The porpoise, Semirostrum ceruttii, lived between 1.6 and 5 million years ago in waters off of what is now the coast of California. Researchers think it used the long, lower part of its snout to hunt for food.
“The extinct porpoise is a bizarre new animal, with the mandible extending well beyond the beak-like snout, which it may have used for probing and ‘skimming’ in the substrate,” co-author Rachel Racicot of Yale University said in a press release. “Although this morphology has been recorded in birds and fish, this is the first described mammal with this anatomy.”
The birds and fish that she refers to are black skimmers (birds) and small fish called half beaks. Both have long, lower jaws that help them to feel around for food at night, or under low-light conditions.
Remains of the porpoise were first found in early rock formations along the California coast in 1990. More recent medical CT scans of the specimen revealed the porpoise’s unusual anatomy.

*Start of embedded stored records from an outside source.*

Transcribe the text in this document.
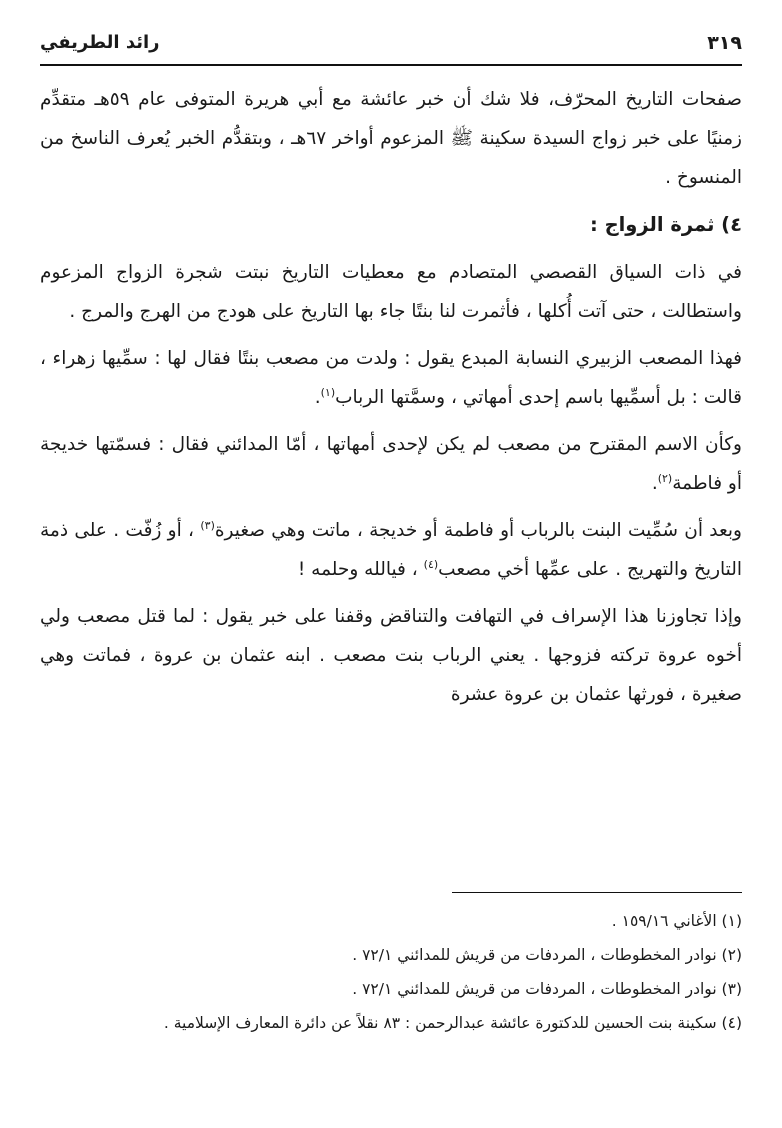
٣١٩
رائد الطريفي

صفحات التاريخ المحرّف، فلا شك أن خبر عائشة مع أبي هريرة المتوفى عام ٥٩هـ متقدِّم زمنيًا على خبر زواج السيدة سكينة ﷺ المزعوم أواخر ٦٧هـ ، وبتقدُّم الخبر يُعرف الناسخ من المنسوخ .

٤) ثمرة الزواج :

في ذات السياق القصصي المتصادم مع معطيات التاريخ نبتت شجرة الزواج المزعوم واستطالت ، حتى آتت أُكلها ، فأثمرت لنا بنتًا جاء بها التاريخ على هودج من الهرج والمرج .

فهذا المصعب الزبيري النسابة المبدع يقول : ولدت من مصعب بنتًا فقال لها : سمِّيها زهراء ، قالت : بل أسمِّيها باسم إحدى أمهاتي ، وسمَّتها الرباب$^{(١)}$.

وكأن الاسم المقترح من مصعب لم يكن لإحدى أمهاتها ، أمّا المدائني فقال : فسمّتها خديجة أو فاطمة$^{(٢)}$.

وبعد أن سُمِّيت البنت بالرباب أو فاطمة أو خديجة ، ماتت وهي صغيرة$^{(٣)}$ ، أو زُفّت . على ذمة التاريخ والتهريج . على عمِّها أخي مصعب$^{(٤)}$ ، فيالله وحلمه !

وإذا تجاوزنا هذا الإسراف في التهافت والتناقض وقفنا على خبر يقول : لما قتل مصعب ولي أخوه عروة تركته فزوجها . يعني الرباب بنت مصعب . ابنه عثمان بن عروة ، فماتت وهي صغيرة ، فورثها عثمان بن عروة عشرة

(١) الأغاني ١٥٩/١٦ .
(٢) نوادر المخطوطات ، المردفات من قريش للمدائني ٧٢/١ .
(٣) نوادر المخطوطات ، المردفات من قريش للمدائني ٧٢/١ .
(٤) سكينة بنت الحسين للدكتورة عائشة عبدالرحمن : ٨٣ نقلاً عن دائرة المعارف الإسلامية .
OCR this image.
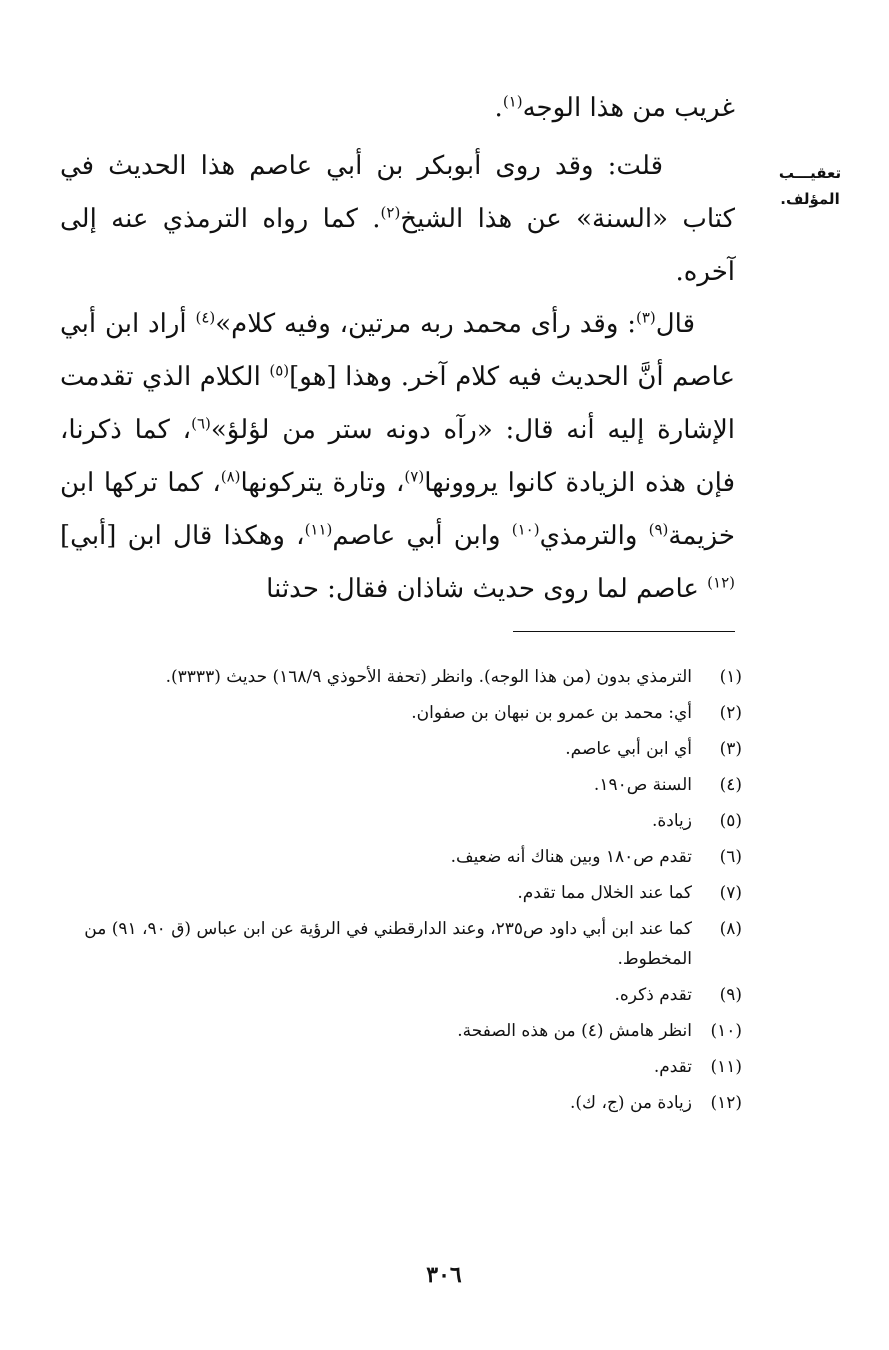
تعقيـــب
المؤلف.

غريب من هذا الوجه$^{(١)}$.

قلت: وقد روى أبوبكر بن أبي عاصم هذا الحديث في كتاب «السنة» عن هذا الشيخ$^{(٢)}$. كما رواه الترمذي عنه إلى آخره.

قال$^{(٣)}$: وقد رأى محمد ربه مرتين، وفيه كلام»$^{(٤)}$ أراد ابن أبي عاصم أنَّ الحديث فيه كلام آخر. وهذا [هو]$^{(٥)}$ الكلام الذي تقدمت الإشارة إليه أنه قال: «رآه دونه ستر من لؤلؤ»$^{(٦)}$، كما ذكرنا، فإن هذه الزيادة كانوا يروونها$^{(٧)}$، وتارة يتركونها$^{(٨)}$، كما تركها ابن خزيمة$^{(٩)}$ والترمذي$^{(١٠)}$ وابن أبي عاصم$^{(١١)}$، وهكذا قال ابن [أبي]$^{(١٢)}$ عاصم لما روى حديث شاذان فقال: حدثنا

(١)
الترمذي بدون (من هذا الوجه). وانظر (تحفة الأحوذي ١٦٨/٩) حديث (٣٣٣٣).
(٢)
أي: محمد بن عمرو بن نبهان بن صفوان.
(٣)
أي ابن أبي عاصم.
(٤)
السنة ص١٩٠.
(٥)
زيادة.
(٦)
تقدم ص١٨٠ وبين هناك أنه ضعيف.
(٧)
كما عند الخلال مما تقدم.
(٨)
كما عند ابن أبي داود ص٢٣٥، وعند الدارقطني في الرؤية عن ابن عباس (ق ٩٠، ٩١) من المخطوط.
(٩)
تقدم ذكره.
(١٠)
انظر هامش (٤) من هذه الصفحة.
(١١)
تقدم.
(١٢)
زيادة من (ج، ك).
٣٠٦
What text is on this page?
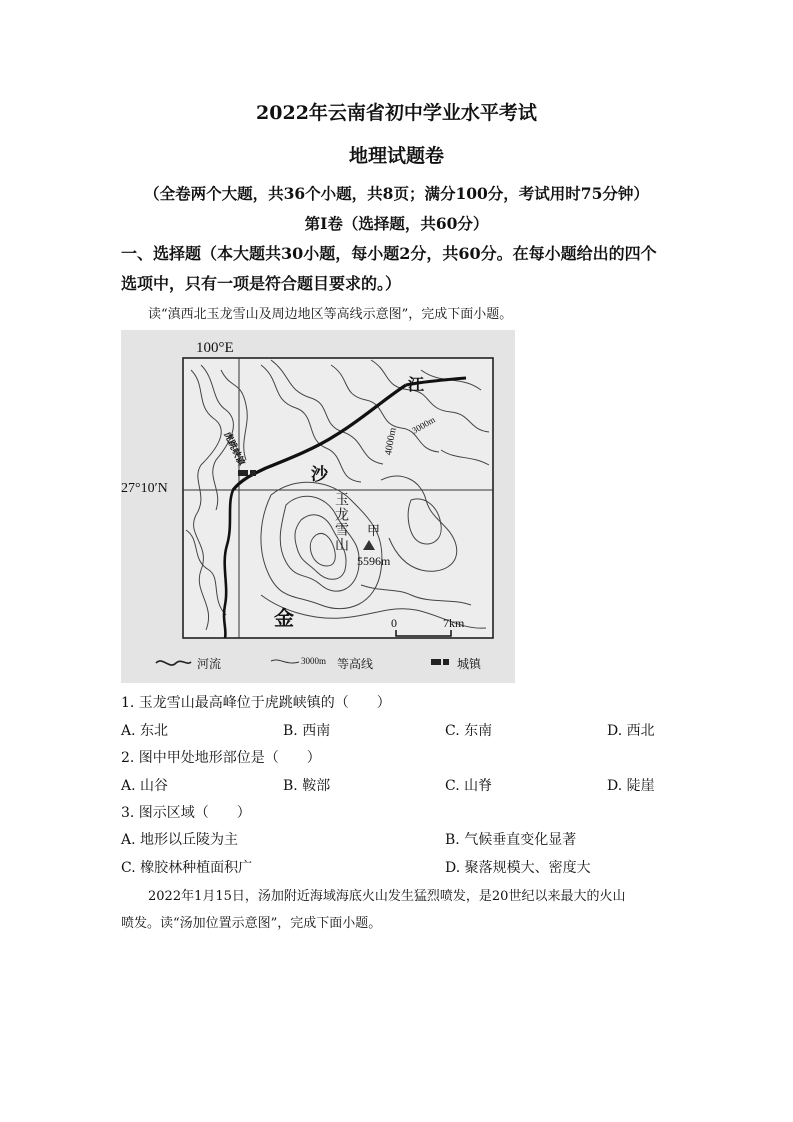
2022年云南省初中学业水平考试
地理试题卷
（全卷两个大题，共36个小题，共8页；满分100分，考试用时75分钟）
第Ⅰ卷（选择题，共60分）
一、选择题（本大题共30小题，每小题2分，共60分。在每小题给出的四个
选项中，只有一项是符合题目要求的。）
读“滇西北玉龙雪山及周边地区等高线示意图”，完成下面小题。
100°E
27°10′N
金
沙
江
玉龙雪山 甲
5596m
4000m
3000m
虎跳峡镇
0	7km
河流	3000m 等高线	城镇
1. 玉龙雪山最高峰位于虎跳峡镇的（　　）
A. 东北	B. 西南	C. 东南	D. 西北
2. 图中甲处地形部位是（　　）
A. 山谷	B. 鞍部	C. 山脊	D. 陡崖
3. 图示区域（　　）
A. 地形以丘陵为主	B. 气候垂直变化显著
C. 橡胶林种植面积广	D. 聚落规模大、密度大
2022年1月15日，汤加附近海域海底火山发生猛烈喷发，是20世纪以来最大的火山
喷发。读“汤加位置示意图”，完成下面小题。
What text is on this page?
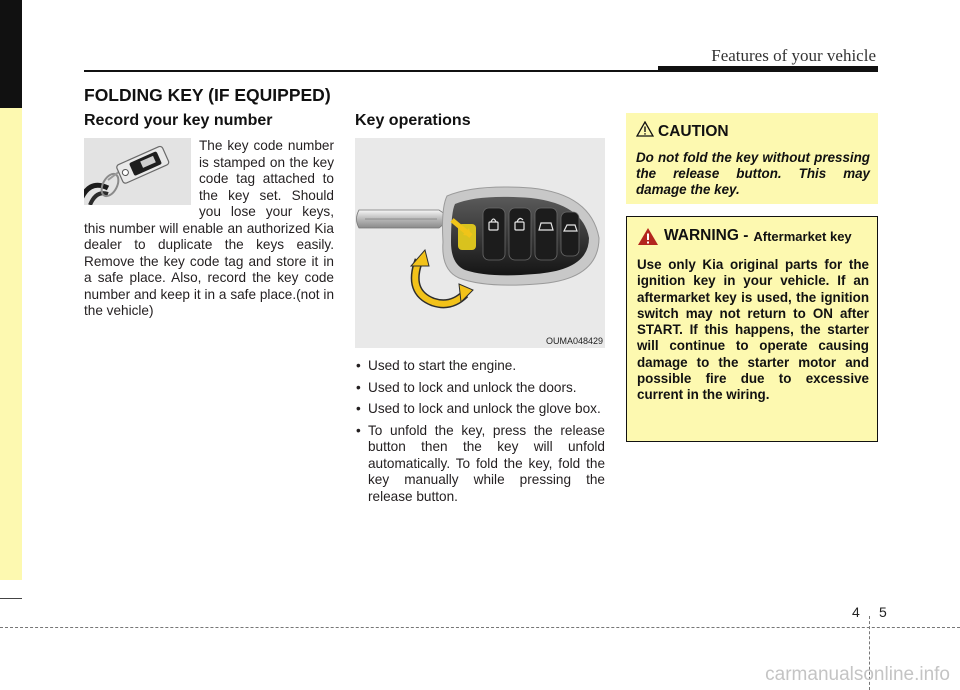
Features of your vehicle
FOLDING KEY (IF EQUIPPED)
Record your key number

The key code number is stamped on the key code tag attached to the key set. Should you lose your keys, this number will enable an authorized Kia dealer to duplicate the keys easily. Remove the key code tag and store it in a safe place. Also, record the key code number and keep it in a safe place.(not in the vehicle)

Key operations
OUMA048429
• Used to start the engine.
• Used to lock and unlock the doors.
• Used to lock and unlock the glove box.
• To unfold the key, press the release button then the key will unfold automatically. To fold the key, fold the key manually while pressing the release button.
CAUTION

Do not fold the key without pressing the release button. This may damage the key.

WARNING - Aftermarket key

Use only Kia original parts for the ignition key in your vehicle. If an aftermarket key is used, the ignition switch may not return to ON after START. If this happens, the starter will continue to operate causing damage to the starter motor and possible fire due to excessive current in the wiring.

4 5
carmanualsonline.info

In addition to the underbite, it possessed eyes that were tinier than those of today’s porpoises. The extinct mammal therefore probably had poor eyesight, making its jaw probing all the more important to its survival.
The researchers think the animal was, at least in some ways, similar to today’s freshwater river dolphins.
“Today we don’t find anything resembling river dolphins in the same kinds of habitats that Semirostrum likely occupied,” Racicot said, adding that the porpoise lineage may have become more specialized over time.
She and her colleagues hint that more interesting animal discoveries are on the near horizon, thanks to 3-D imaging that allows for nondestructive analysis of museum specimens, some of which have been stored away for decades.
“Many exciting new species awaiting description are lying in museum collections, but the sort of detailed descriptions that are required to do full justice to them often take a lot of time,” Racicot said.